Да у вас за час прогулки по лесу приключений может быть больше, чем за целый год пребывания на звездолете. Так вот, вы убили своего сына, так как увидели, что он становится нормальным!
— Ну хватит, — прорычал Магнус и шагнул к ней. — Я уже достаточно наслушался тебя. В своем-то собственном доме! К тому же я никогда не был сторонником этой новомодной бредовой идеи позволять женщине тявкать…
— Отойдите! — вскричала она. — Я не ваша жена! Он остановился. Черты его лица неожиданно смягчились. Он поднял свою искусственную руку, словно защищаясь от удара.
— Ты жена моего сына, — проговорил он уже спокойно. — Ты тоже одна из Райерсонов… теперь.
— Нет, если именно это имеется в виду. — Она наконец нашла решение, которое искала. Подойдя к стене, она сняла с вешалки плащ. — Надеюсь, вы одолжите мне свой аэрокар для перелета в Сторноуэй. Я обязательно отошлю его обратно, на автопилоте. Оттуда я найду на чем уехать.
— Куда же ты едешь? — спросил он голосом обиженного ребенка.
— Не знаю, — резко ответила она. — Куда-нибудь, где не такой ужасный климат. Мне будут выплачивать жалованье Дэвида, пока его не объявят мертвым, а потом я буду получать пенсию. Когда не останется никаких сомнений в том, что он не вернется, я перестану его ждать и уеду на Рам.
— Но девочка… прилично ли…
— К черту приличия! Я предпочитаю, чтобы сын Дэвида родился живым.
Она снова обулась в сапоги и, взяв с буфета фонарик, вышла за дверь. Когда она открывала ее, в дом ворвался ветер и ударил Магнуса по лицу.
Глава 13
Есть чудесная страна
Чинчанчу у моря,
Там из красного вина
Ткет прибой узоры.
Там берет из жизни все
Милая принцесса —
Аморальна пусть, зато
Красотою блещет.
Обогнув кожух гироскопа и с трудом поднявшись в обсервационный отсек, Дэвид Райерсон услышал легкое пощелкивание струн гитары, перемежающееся с красивыми аккордами. Голос Макларена не отставал от них. Взяв себя в руки, юноша вздохнул и убрал с глаз свесившуюся прядь прямых светлых волос.
Макларен находился в жилом отсеке. Видеть его было почти оскорбительно — такого чистого, в белой тунике, тогда как каждому для мытья выдавалось мизерное количество воды, достаточное лишь для однократного смачивания губки. Но еще обиднее было то, что от наполовину урезанных пайков новозеландец, казалось, ничуть не изменился. О недоедании говорили лишь заострившиеся черты его привлекательного смуглого лица и сгорбленная спина. У него не выпирали кости из-под туго натянутой кожи, как у Райерсона, и не было болезненного румянца и периодических приступов зубной боли, как у Накамуры. Это было несправедливо!

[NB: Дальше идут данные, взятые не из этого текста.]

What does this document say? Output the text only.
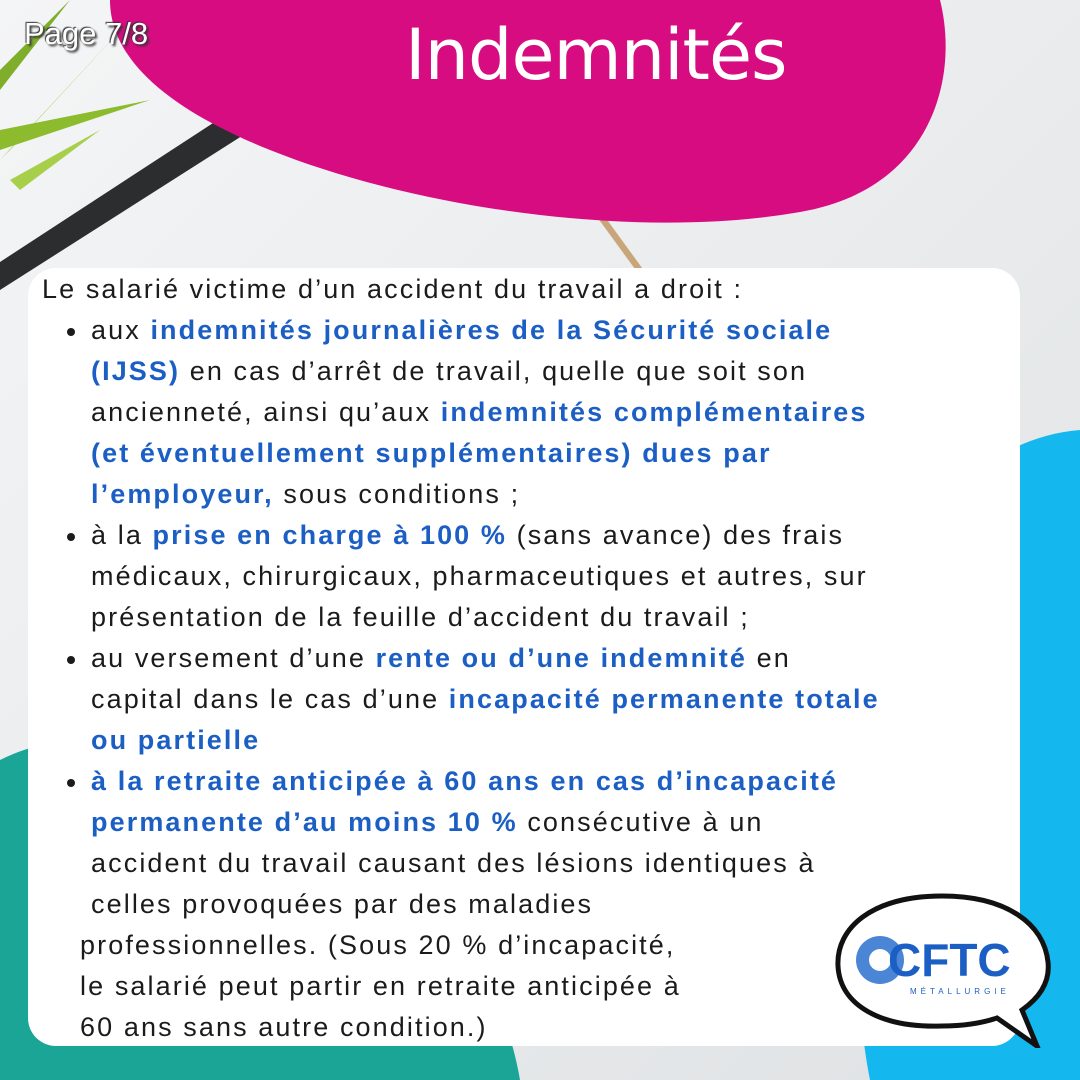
Page 7/8	Indemnités
Le salarié victime d’un accident du travail a droit :
aux indemnités journalières de la Sécurité sociale
(IJSS) en cas d’arrêt de travail, quelle que soit son
ancienneté, ainsi qu’aux indemnités complémentaires
(et éventuellement supplémentaires) dues par
l’employeur, sous conditions ;
à la prise en charge à 100 % (sans avance) des frais
médicaux, chirurgicaux, pharmaceutiques et autres, sur
présentation de la feuille d’accident du travail ;
au versement d’une rente ou d’une indemnité en
capital dans le cas d’une incapacité permanente totale
ou partielle
à la retraite anticipée à 60 ans en cas d’incapacité
permanente d’au moins 10 % consécutive à un
accident du travail causant des lésions identiques à
celles provoquées par des maladies
professionnelles. (Sous 20 % d’incapacité,
le salarié peut partir en retraite anticipée à
60 ans sans autre condition.)
CFTC
MÉTALLURGIE
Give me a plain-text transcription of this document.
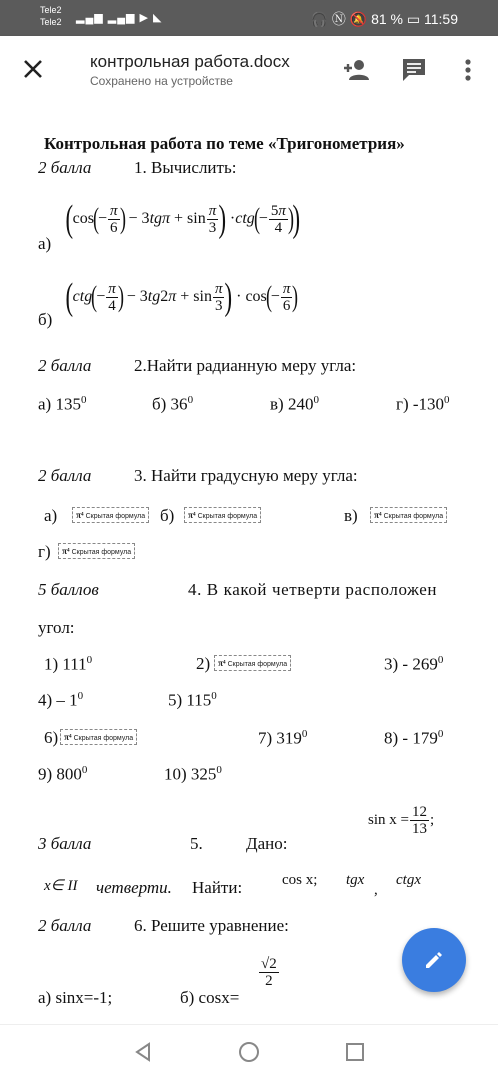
Tele2
Tele2 ▂▄▆ ▂▄▆ ▶ ◣	🎧 Ⓝ 🔕 81 % ▭ 11:59
контрольная работа.docx
Сохранено на устройстве
Контрольная работа по теме «Тригонометрия»
2 балла	1. Вычислить:
а)
( cos ( − $\frac{\pi}{6}$ ) − 3 $tg\pi + \sin \frac{\pi}{3}$ ) · ctg ( − $\frac{5\pi}{4}$ )
)
б)
( ctg ( − $\frac{\pi}{4}$ ) − 3 tg 2 $\pi + \sin \frac{\pi}{3}$ ) · cos ( − $\frac{\pi}{6}$ )
2 балла	2.Найти радианную меру угла:
а) $135^0$	б) $36^0$	в) $240^0$	г) $-130^0$
2 балла	3. Найти градусную меру угла:
а)	π⁴ Скрытая формула б)	π⁴ Скрытая формула	в)	π⁴ Скрытая формула
г)	π⁴ Скрытая формула
5 баллов	4. В какой четверти расположен
угол:
1) $111^0$	2) π⁴ Скрытая формула	$3) - 269^0$
$4) - 1^0$	5) $115^0$
6) π⁴ Скрытая формула	7) $319^0$	$8) - 179^0$
9) $800^0$	10) $325^0$
$\sin x = \frac{12}{13}$ ;
3 балла	5.	Дано:
x∈ II четверти. Найти:	cos x; tgx
,
ctgx
2 балла	6. Решите уравнение:
а) sinx=-1;	б) cosx=
$\frac{√2}{2}$
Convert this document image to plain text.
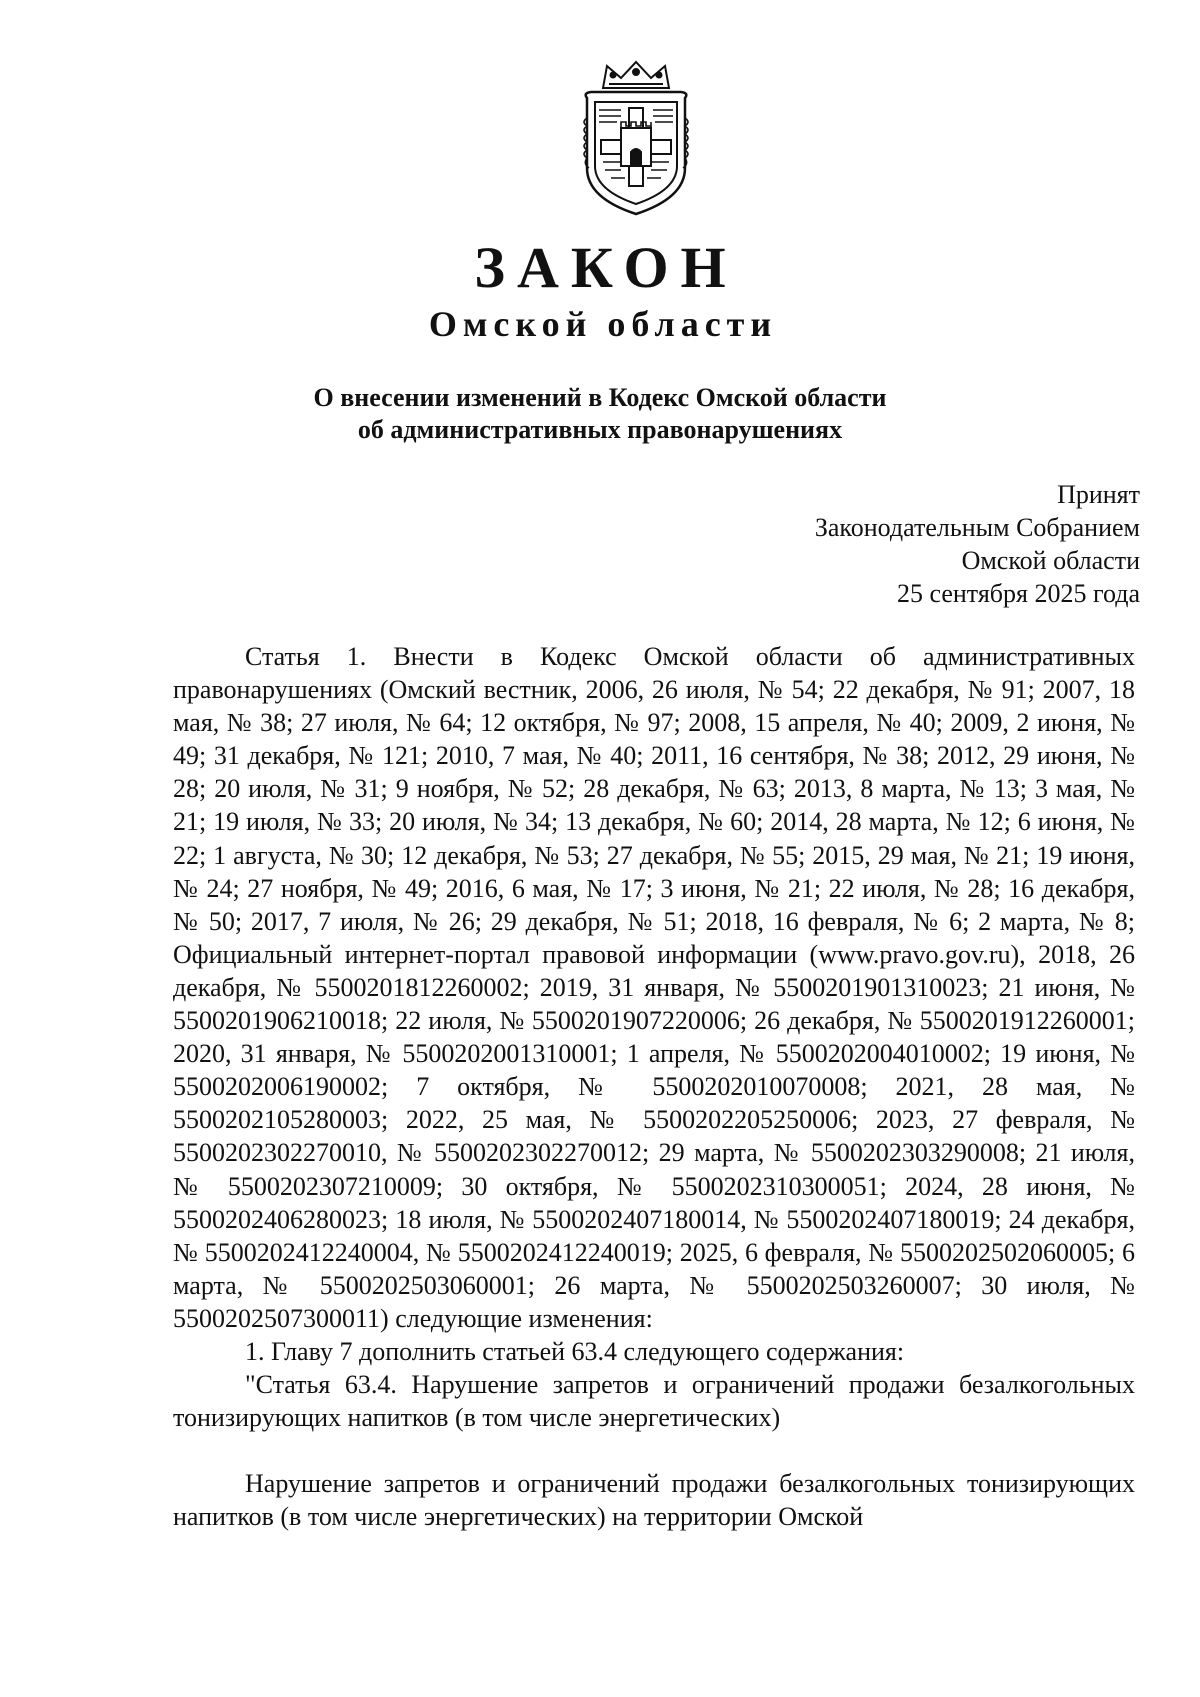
ЗАКОН
Омской области
О внесении изменений в Кодекс Омской области
об административных правонарушениях
Принят
Законодательным Собранием
Омской области
25 сентября 2025 года

Статья 1. Внести в Кодекс Омской области об административных правонарушениях (Омский вестник, 2006, 26 июля, № 54; 22 декабря, № 91; 2007, 18 мая, № 38; 27 июля, № 64; 12 октября, № 97; 2008, 15 апреля, № 40; 2009, 2 июня, № 49; 31 декабря, № 121; 2010, 7 мая, № 40; 2011, 16 сентября, № 38; 2012, 29 июня, № 28; 20 июля, № 31; 9 ноября, № 52; 28 декабря, № 63; 2013, 8 марта, № 13; 3 мая, № 21; 19 июля, № 33; 20 июля, № 34; 13 декабря, № 60; 2014, 28 марта, № 12; 6 июня, № 22; 1 августа, № 30; 12 декабря, № 53; 27 декабря, № 55; 2015, 29 мая, № 21; 19 июня, № 24; 27 ноября, № 49; 2016, 6 мая, № 17; 3 июня, № 21; 22 июля, № 28; 16 декабря, № 50; 2017, 7 июля, № 26; 29 декабря, № 51; 2018, 16 февраля, № 6; 2 марта, № 8; Официальный интернет-портал правовой информации (www.pravo.gov.ru), 2018, 26 декабря, № 5500201812260002; 2019, 31 января, № 5500201901310023; 21 июня, № 5500201906210018; 22 июля, № 5500201907220006; 26 декабря, № 5500201912260001; 2020, 31 января, № 5500202001310001; 1 апреля, № 5500202004010002; 19 июня, № 5500202006190002; 7 октября, № 5500202010070008; 2021, 28 мая, № 5500202105280003; 2022, 25 мая, № 5500202205250006; 2023, 27 февраля, № 5500202302270010, № 5500202302270012; 29 марта, № 5500202303290008; 21 июля, № 5500202307210009; 30 октября, № 5500202310300051; 2024, 28 июня, № 5500202406280023; 18 июля, № 5500202407180014, № 5500202407180019; 24 декабря, № 5500202412240004, № 5500202412240019; 2025, 6 февраля, № 5500202502060005; 6 марта, № 5500202503060001; 26 марта, № 5500202503260007; 30 июля, № 5500202507300011) следующие изменения:

1. Главу 7 дополнить статьей 63.4 следующего содержания:

"Статья 63.4. Нарушение запретов и ограничений продажи безалкогольных тонизирующих напитков (в том числе энергетических)

Нарушение запретов и ограничений продажи безалкогольных тонизирующих напитков (в том числе энергетических) на территории Омской
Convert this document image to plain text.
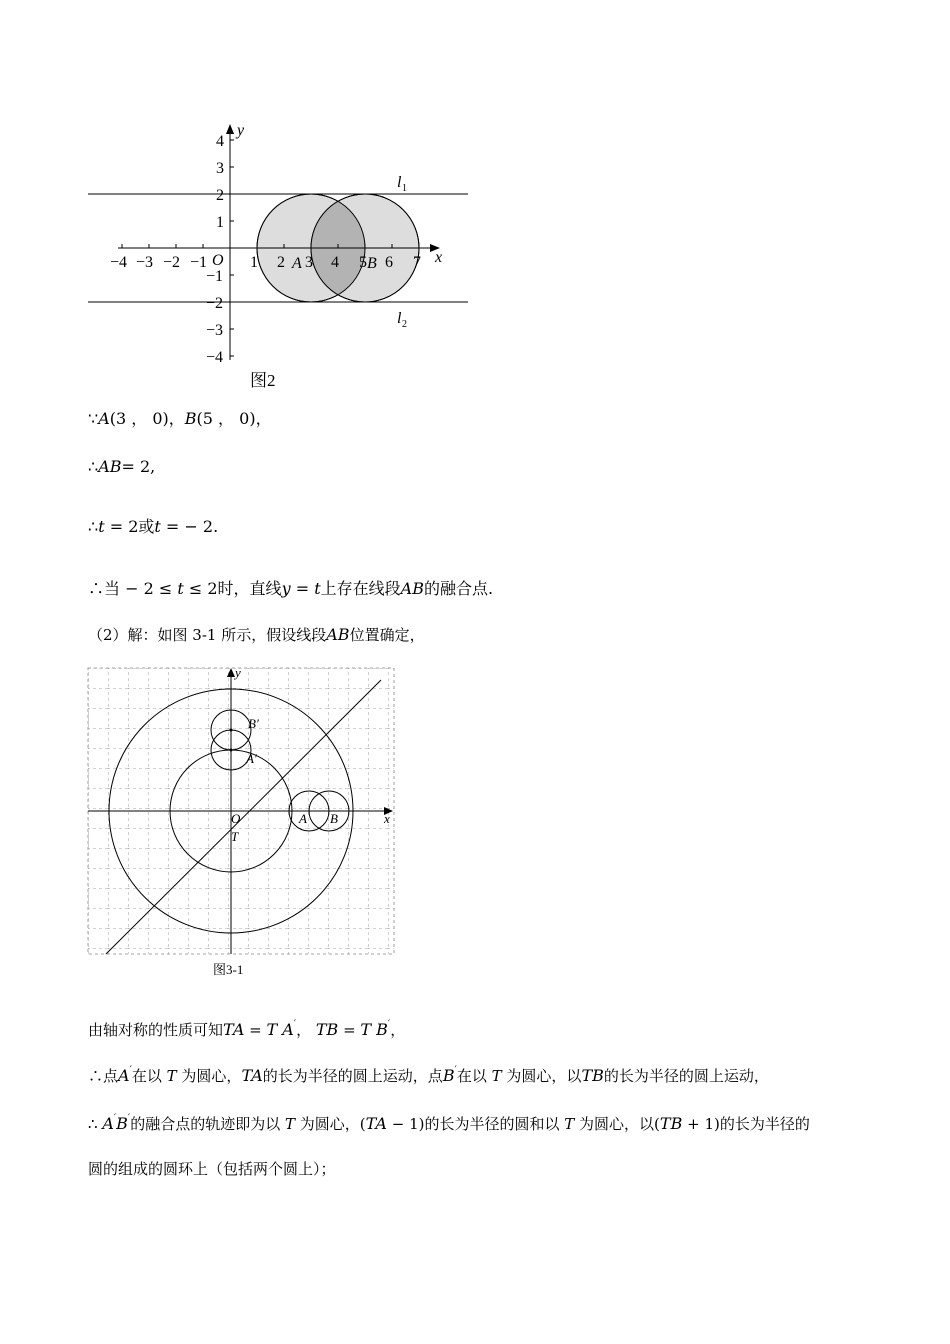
−4 −3 −2 −1	1 2 3 4 5 6 7
4
3
2
1
−1
−2
−3
−4
O
y
x
A	B
l 1
l 2
图2
∵A(3 ， 0)，B(5 ， 0)，
∴AB= 2,
∴t = 2或t = − 2.
∴当 − 2 ≤ t ≤ 2时，直线y = t上存在线段AB的融合点.
（2）解：如图 3-1 所示，假设线段AB位置确定，
y
x
O
T
A B
A′
B′
图3-1
由轴对称的性质可知TA = T A′， TB = T B′，
∴点A′在以 T 为圆心，TA的长为半径的圆上运动，点B′在以 T 为圆心，以TB的长为半径的圆上运动，
∴ A′B′的融合点的轨迹即为以 T 为圆心，(TA − 1)的长为半径的圆和以 T 为圆心，以(TB + 1)的长为半径的
圆的组成的圆环上（包括两个圆上）；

— О, привет, Дэйв. — Макларен продолжал пощипывать струны, только тише. — Как дела с контуром?
— Я закончил.
— Хм?
— Я только что расклепал последний болт и заварил последний контакт. Осталось лишь найти этот германий, сделать транзисторы и настроить блоки. — Обхватив рукой опору, Райерсон отдался на волю невесомости. Запавшие глаза его вглядывались в никуда. — Да поможет мне Бог, — прошептал он, — чем мне сейчас заняться?
— Ждать, — произнес Макларен. — Нам ничего не остается делать, как только ждать. — Некоторое время он изучающе смотрел на юношу. — Честно говоря, мы с Сейки пользовались любыми предлогами, чтобы не помогать тебе налаживать контур, а если уж делали, то меньше, чем могли бы.